“Why, a good many of them has two or three plantations, but they don’t often live on any of them.”
“Must have ice for their wine, you see,” said Mr. S., “or they’d die. So they have to live in Natchez or New Orleans. A heap of them live in New Orleans.”
“And in summer they go up into Kentucky, do they not? I’ve seen country houses there which were said to belong to cotton-planters from Mississippi.”
“No, sir. They go North. To New York, and Newport, and Saratoga, and Cape May, and Seneca Lake. Somewhere that they can display themselves more than they do here. Kentucky is no place for that. That’s the sort of people, sir, all the way from here to Natchez. And all round Natchez, too. And in all this section of country where there’s good land. Good God! I wouldn’t have my children educated, sir, among them, not to have them as rich as Dr. ——, every one of them.
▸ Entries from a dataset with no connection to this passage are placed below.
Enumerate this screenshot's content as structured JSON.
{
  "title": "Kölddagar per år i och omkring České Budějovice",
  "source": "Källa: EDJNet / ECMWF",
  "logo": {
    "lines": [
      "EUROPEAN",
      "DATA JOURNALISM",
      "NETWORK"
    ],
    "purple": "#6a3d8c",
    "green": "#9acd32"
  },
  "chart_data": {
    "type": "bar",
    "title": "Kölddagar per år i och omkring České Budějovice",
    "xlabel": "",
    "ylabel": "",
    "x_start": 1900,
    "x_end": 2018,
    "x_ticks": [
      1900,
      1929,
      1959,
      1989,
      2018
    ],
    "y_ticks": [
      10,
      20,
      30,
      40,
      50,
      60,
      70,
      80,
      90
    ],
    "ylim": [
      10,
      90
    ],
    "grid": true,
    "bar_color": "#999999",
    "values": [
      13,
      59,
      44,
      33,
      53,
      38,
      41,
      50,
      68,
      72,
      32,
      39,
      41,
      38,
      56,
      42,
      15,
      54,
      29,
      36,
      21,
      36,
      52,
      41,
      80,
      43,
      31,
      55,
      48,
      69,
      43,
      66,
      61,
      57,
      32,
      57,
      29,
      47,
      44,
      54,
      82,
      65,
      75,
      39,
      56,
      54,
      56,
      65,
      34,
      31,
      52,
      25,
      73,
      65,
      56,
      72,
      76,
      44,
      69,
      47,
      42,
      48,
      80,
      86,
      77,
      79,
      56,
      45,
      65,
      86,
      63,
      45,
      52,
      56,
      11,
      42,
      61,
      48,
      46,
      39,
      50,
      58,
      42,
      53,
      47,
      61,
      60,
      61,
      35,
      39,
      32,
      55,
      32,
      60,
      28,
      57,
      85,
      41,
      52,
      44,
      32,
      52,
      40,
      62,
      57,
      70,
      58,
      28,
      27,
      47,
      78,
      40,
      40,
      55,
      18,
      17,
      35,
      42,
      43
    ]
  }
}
You can know their children as far off as you can see them. Young swell-heads! You’ll take note of ’em in Natchez. You can tell them by their walk. I noticed it yesterday at the Mansion House. They sort o’ throw out their legs as if they hadn’t got strength enough to lift ’em and put them down in any particular place. They do want so bad to look as if they weren’t made of the same clay as the rest of God’s creation.”
Some allowance is of course to be made for the splenetic temperament of this gentleman, but facts evidently afford some justification of his sarcasms. This is easily accounted for. The farce of the vulgar-rich has its foundation in Mississippi, as in New York and in Manchester, in the rapidity with which certain values have advanced, especially that of cotton, and, simultaneously, that of cotton lands and negroes.[15] Of course, there are men of refinement and cultivation among the rich planters of Mississippi, and many highly estimable and intelligent persons outside of the wealthy class, but the number of such is smaller in proportion to that of the immoral, vulgar, and ignorant newly-rich, than in any other part of the United States. And herein is a radical difference between the social condition of this region and that of the sea-board slave States, where there are fewer wealthy families, but where among the few people of wealth, refinement and education are more general.
I asked how rich the sort of men were of whom he spoke.
“Why, sir, from a hundred thousand to ten million.”
“Do you mean that between here and Natchez there are none worth less than a hundred thousand dollars?”
“No, sir, not beyond the ferry. Why, any sort of a plantation is worth a hundred thousand dollars. The niggers would sell for that.”
“How many negroes are there on these plantations?”